Theo stared him down, seeming to size him up before evincing, “You know, to find you, I was informed to look for a sordid man who appeared out of place among us. They really couldn’t have described you better.”
“And I’ll wager they call you a quidnunc and a harridan, a bitch who puts her nose in others’ business because her lead is too short.”
That struck a nerve, she retorted in turn. “And you’re a hagfish on the king’s cock, slimy and spineless. They rumor you’re no better than an arriviste merchant, whoring to the top. It must be easy to stoop so low when you’re already on your knees.”
“I trust you’re referencing a personal experience.” She paused, unable to come up with a quick and adequate quip, much to Edmund’s delight. He grinned, but her words would cut him deeper yet.
“That King Oliver would choose you as his servant, to represent him. He must be vile-“
“Oliver is
nothing like me!” Edmund immediately interjected, voice rising above civil levels. “By compare, he is everything good. He’s magnanimous, benevolent, clement. That I am
here and not hanging is proof of that.
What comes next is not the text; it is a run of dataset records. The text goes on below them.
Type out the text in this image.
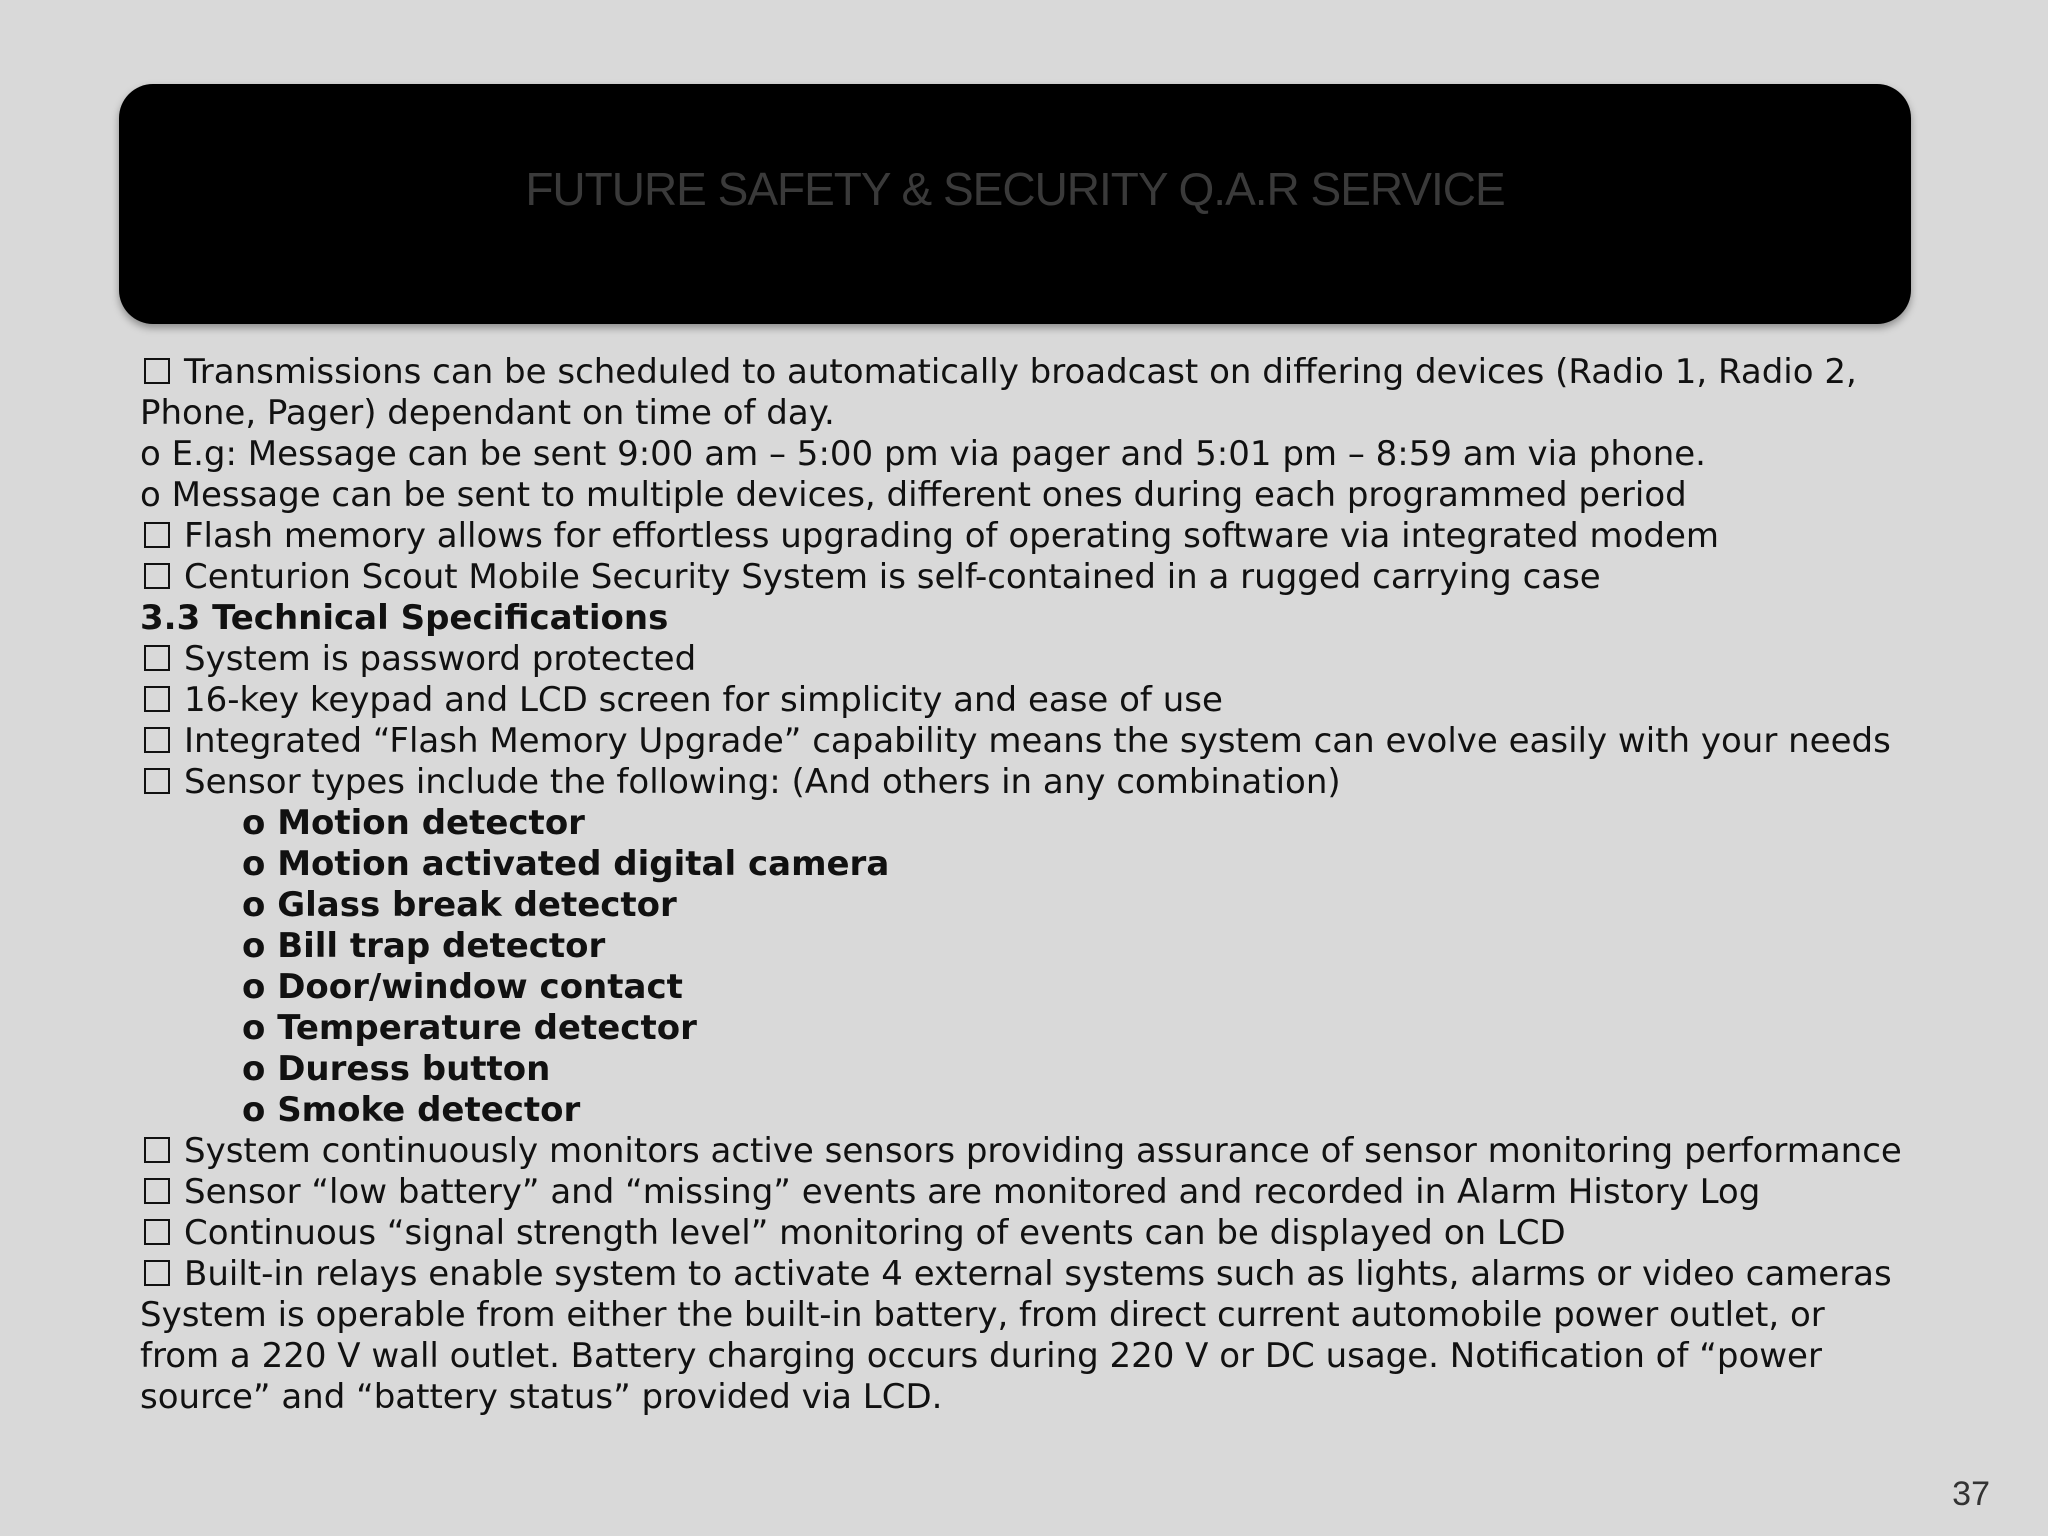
FUTURE SAFETY & SECURITY Q.A.R SERVICE
Transmissions can be scheduled to automatically broadcast on differing devices (Radio 1, Radio 2,
Phone, Pager) dependant on time of day.
o E.g: Message can be sent 9:00 am – 5:00 pm via pager and 5:01 pm – 8:59 am via phone.
o Message can be sent to multiple devices, different ones during each programmed period
Flash memory allows for effortless upgrading of operating software via integrated modem
Centurion Scout Mobile Security System is self-contained in a rugged carrying case
3.3 Technical Specifications
System is password protected
16-key keypad and LCD screen for simplicity and ease of use
Integrated “Flash Memory Upgrade” capability means the system can evolve easily with your needs
Sensor types include the following: (And others in any combination)
o Motion detector
o Motion activated digital camera
o Glass break detector
o Bill trap detector
o Door/window contact
o Temperature detector
o Duress button
o Smoke detector
System continuously monitors active sensors providing assurance of sensor monitoring performance
Sensor “low battery” and “missing” events are monitored and recorded in Alarm History Log
Continuous “signal strength level” monitoring of events can be displayed on LCD
Built-in relays enable system to activate 4 external systems such as lights, alarms or video cameras
System is operable from either the built-in battery, from direct current automobile power outlet, or
from a 220 V wall outlet. Battery charging occurs during 220 V or DC usage. Notification of “power
source” and “battery status” provided via LCD.
37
Spit your maledictions and imprecations at me all you like, but I will not tolerate any slander of him.”
“If you believe as much then you do your master a great disservice.”
“As though a toothless bitch such as yourself is a paragon of bodyguards.” Edmund sneered. “You’re not even beside your charge to protect them.”
“I'm only
toothless out of respect. It’s at Lady Geneva’s order that you are unscathed. Under any other circumstance, I’d put a cur like you down.”
That name. “You’re Geneva’s?”
“That’s
Lady Geneva.” Theo corrected.
“What are you doing here?!” Edmund exclaimed, nearly hysterical. “You should be beside her, preventing her from slutting around this estate.”
“Excuse me.” Theo bit out acerbically. “Lady Geneva is a pure-“
“She’s just like any other whore, looking for a rich dick to ri-“
The crackle of cartilage was deafening through his hangover. A sound like stalks snapping and chicken gristle crunched between teeth. Theo had impulsively punched Edmund, breaking his nose. He stoically took the blow, recoiling marginally. He stepped back. The moment of silence that followed was palpable, waiting in incredulity. Maybe it hadn’t happened. Then there was a trickle.
“Oh fuck.” Theo gasped.
And suddenly blood began pouring out his nose.
Theo was immediately at his side, trying to convince him it was nothing, he could walk it off. Like a sibling begging, ‘
please don’t tell mom’. And he had his hands cupped around his nose, muffling his squawks that such
wasn’t something to be walked off.
They had made a scene and other staffers were looking on. Theo had broken her oath to eschew violence in protecting Geneva’s honor. Edmund had likely made Oliver’s morning worse by getting injured. Things had really gone to hell.The only mercy was that Theo had torn part of her uniform free for Edmund to staunch his nose.
Certainly, they had made a lasting first impression on each other.